O Parlamento Europeu aprovou nesta quarta-feira, 12, a abertura de um procedimento de intervenção ou, caso necessário, de limitação do direito de voto da Hungria na União Europeia por “ameaça sistêmica” contra as liberdades e o Estado democrático de direito.
Por maioria qualificada – 448 votos a favor, 197 contra e 48 abstenções -, os eurodeputados consideraram que o primeiro-ministro húngaro, Viktor Orban, maior nome da ala populista de extrema direita, autoproclamada “anti-imigração”, viola o Artigo 7 do tratado do bloco.
Assim, cabe ao Conselho Europeu, que reúne presidentes e primeiros-ministros, manifestar-se, em data ainda a ser marcada, sobre se as políticas adotadas pela Hungria colocam em risco os “valores da UE”. Para ser aprovada, a avaliação terá de obter maioria de 23 dos 28 chefes de Estado e de governo.
O grupo também terá de se pronunciar sobre as formas de controle que serão exercidas com relação às reformas já adotadas e as que venham a ser avaliadas pelo Parlamento húngaro, assim como eventuais sanções.
Pelo Artigo 7 do Tratado Europeu, o país que violar princípios como independência dos poderes, liberdade de imprensa, autonomia acadêmica ou livre iniciativa de ONGs, como fez a Hungria, corre o risco de ter seu direito de voto na UE suspenso. Para evitar a punição, Orban teria de desfazer as reformas mais problemáticas.
Caso ele não recue, o direito de voto seria suspenso se houver unanimidade. Neste caso, o problema seria convencer a Polônia, que também enfrenta um processo semelhante, aberto em 2017 pela Comissão Europeia.
Na prática, caso seja punida, a Hungria viveria uma espécie de banimento político temporário, além de correr o risco de enfrentar represálias econômicas, como a suspensão dos repasses de fundos europeus.
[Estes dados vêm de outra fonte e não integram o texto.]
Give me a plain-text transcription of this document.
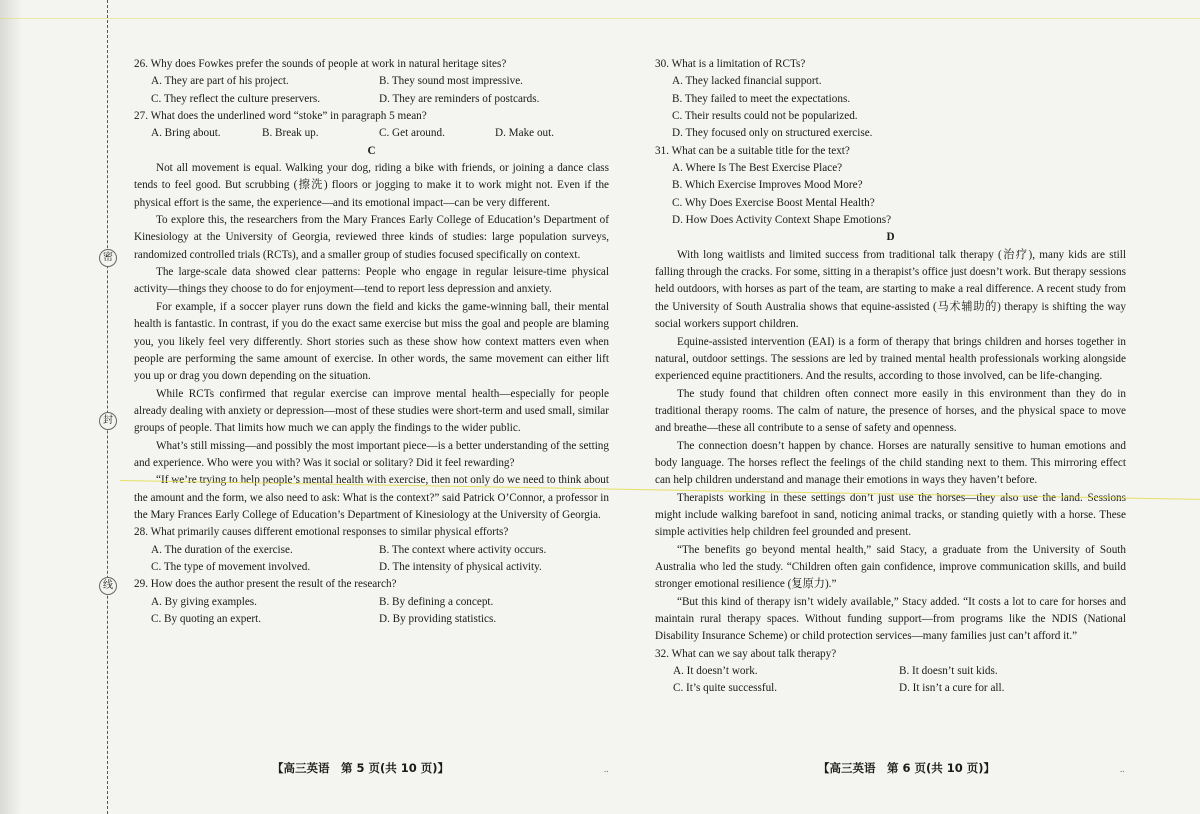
密
封
线

26. Why does Fowkes prefer the sounds of people at work in natural heritage sites?

A. They are part of his project.	B. They sound most impressive.
C. They reflect the culture preservers.	D. They are reminders of postcards.

27. What does the underlined word “stoke” in paragraph 5 mean?

A. Bring about.	B. Break up.	C. Get around.	D. Make out.

C

Not all movement is equal. Walking your dog, riding a bike with friends, or joining a dance class tends to feel good. But scrubbing (擦洗) floors or jogging to make it to work might not. Even if the physical effort is the same, the experience—and its emotional impact—can be very different.

To explore this, the researchers from the Mary Frances Early College of Education’s Department of Kinesiology at the University of Georgia, reviewed three kinds of studies: large population surveys, randomized controlled trials (RCTs), and a smaller group of studies focused specifically on context.

The large-scale data showed clear patterns: People who engage in regular leisure-time physical activity—things they choose to do for enjoyment—tend to report less depression and anxiety.

For example, if a soccer player runs down the field and kicks the game-winning ball, their mental health is fantastic. In contrast, if you do the exact same exercise but miss the goal and people are blaming you, you likely feel very differently. Short stories such as these show how context matters even when people are performing the same amount of exercise. In other words, the same movement can either lift you up or drag you down depending on the situation.

While RCTs confirmed that regular exercise can improve mental health—especially for people already dealing with anxiety or depression—most of these studies were short-term and used small, similar groups of people. That limits how much we can apply the findings to the wider public.

What’s still missing—and possibly the most important piece—is a better understanding of the setting and experience. Who were you with? Was it social or solitary? Did it feel rewarding?

“If we’re trying to help people’s mental health with exercise, then not only do we need to think about the amount and the form, we also need to ask: What is the context?” said Patrick O’Connor, a professor in the Mary Frances Early College of Education’s Department of Kinesiology at the University of Georgia.

28. What primarily causes different emotional responses to similar physical efforts?

A. The duration of the exercise.	B. The context where activity occurs.
C. The type of movement involved.	D. The intensity of physical activity.

29. How does the author present the result of the research?

A. By giving examples.	B. By defining a concept.
C. By quoting an expert.	D. By providing statistics.
【高三英语　第 5 页(共 10 页)】	..

30. What is a limitation of RCTs?

A. They lacked financial support.

B. They failed to meet the expectations.

C. Their results could not be popularized.

D. They focused only on structured exercise.

31. What can be a suitable title for the text?

A. Where Is The Best Exercise Place?

B. Which Exercise Improves Mood More?

C. Why Does Exercise Boost Mental Health?

D. How Does Activity Context Shape Emotions?

D

With long waitlists and limited success from traditional talk therapy (治疗), many kids are still falling through the cracks. For some, sitting in a therapist’s office just doesn’t work. But therapy sessions held outdoors, with horses as part of the team, are starting to make a real difference. A recent study from the University of South Australia shows that equine-assisted (马术辅助的) therapy is shifting the way social workers support children.

Equine-assisted intervention (EAI) is a form of therapy that brings children and horses together in natural, outdoor settings. The sessions are led by trained mental health professionals working alongside experienced equine practitioners. And the results, according to those involved, can be life-changing.

The study found that children often connect more easily in this environment than they do in traditional therapy rooms. The calm of nature, the presence of horses, and the physical space to move and breathe—these all contribute to a sense of safety and openness.

The connection doesn’t happen by chance. Horses are naturally sensitive to human emotions and body language. The horses reflect the feelings of the child standing next to them. This mirroring effect can help children understand and manage their emotions in ways they haven’t before.

Therapists working in these settings don’t just use the horses—they also use the land. Sessions might include walking barefoot in sand, noticing animal tracks, or standing quietly with a horse. These simple activities help children feel grounded and present.

“The benefits go beyond mental health,” said Stacy, a graduate from the University of South Australia who led the study. “Children often gain confidence, improve communication skills, and build stronger emotional resilience (复原力).”

“But this kind of therapy isn’t widely available,” Stacy added. “It costs a lot to care for horses and maintain rural therapy spaces. Without funding support—from programs like the NDIS (National Disability Insurance Scheme) or child protection services—many families just can’t afford it.”

32. What can we say about talk therapy?

A. It doesn’t work.	B. It doesn’t suit kids.
C. It’s quite successful.	D. It isn’t a cure for all.
【高三英语　第 6 页(共 10 页)】	..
Entre 2014 a 2020, o país será o sexto maior beneficiário da ajuda de Bruxelas aos membros mais pobres. Só em verbas de sete organismos, entre os quais o Fundo Europeu de Desenvolvimento Regional (Feder), o Fundo Social Europeu (FSE) e os Fundos de Coesão (FC), a Hungria receberá € 25,4 bilhões – ou 3,2% do PIB. No total, incluindo a Política Agrícola Comum (PAC), o total transferido equivale a 4,3% do PIB húngaro.
Além dos recursos, outro fator que incomoda os dirigentes europeus são as denúncias de manipulação de licitações públicas. Segundo a Comissão Europeia, 36% das concorrências abertas no país têm um único candidato – enquanto a média europeia é de 17%.
Nos bastidores da UE, o objetivo é, antes de aplicar sanções, trazer a Hungria – e a Polônia – de volta ao Estado democrático de direito. Nesta quarta, porém, a primeira reação do governo húngaro não foi boa.
O chanceler, Peter Szijjarto, definiu a votação como uma “vingança” dos países “pró-imigração” liderados pelo presidente da França, Emmanuel Macron. Ele acusou o Parlamento Europeu de trapacear ao não considerar as abstenções como votos válidos na conta dos três quartos necessários para aprovação da medida.
Macron, que aceitou o desafio de Orban, colocando-se como o líder da Europa liberal contra o populismo de extrema direita, felicitou os eurodeputados. “Ao defender o Estado de direito na UE, o Parlamento Europeu reafirmou os valores essenciais da Europa”, disse o presidente. “Essa aliança de valores e do progresso é o projeto que nos guia, que eu defenderei sem trégua.”
Para o cientista político francês Jean-Yves Camus, um dos maiores especialistas em populismos e extrema direita na Europa, Orban recebeu uma advertência clara. “Infelizmente, ele leva a cabo uma política incompatível com um engajamento de direita, pelo menos na Europa Ocidental”, avalia.
Além da UE, Orban enfrentará outra pressão nas próximas semanas. Na votação desta quarta, parte dos eurodeputados do Partido Popular Europeu (PPE), formado por legendas nacionais de direita, votou contra o governo húngaro. Segundo Camus, uma das possibilidades é de que seu partido, a União Cívica Húngara (Fidesz), seja excluído do PPE. A alternativa seria ingressar no nascente Movimento para a Europa de Nações e de Liberdades (MENL), que reúne os principais grupos populistas e de extrema direita do bloco. As informações são do jornal O Estado de S. Paulo.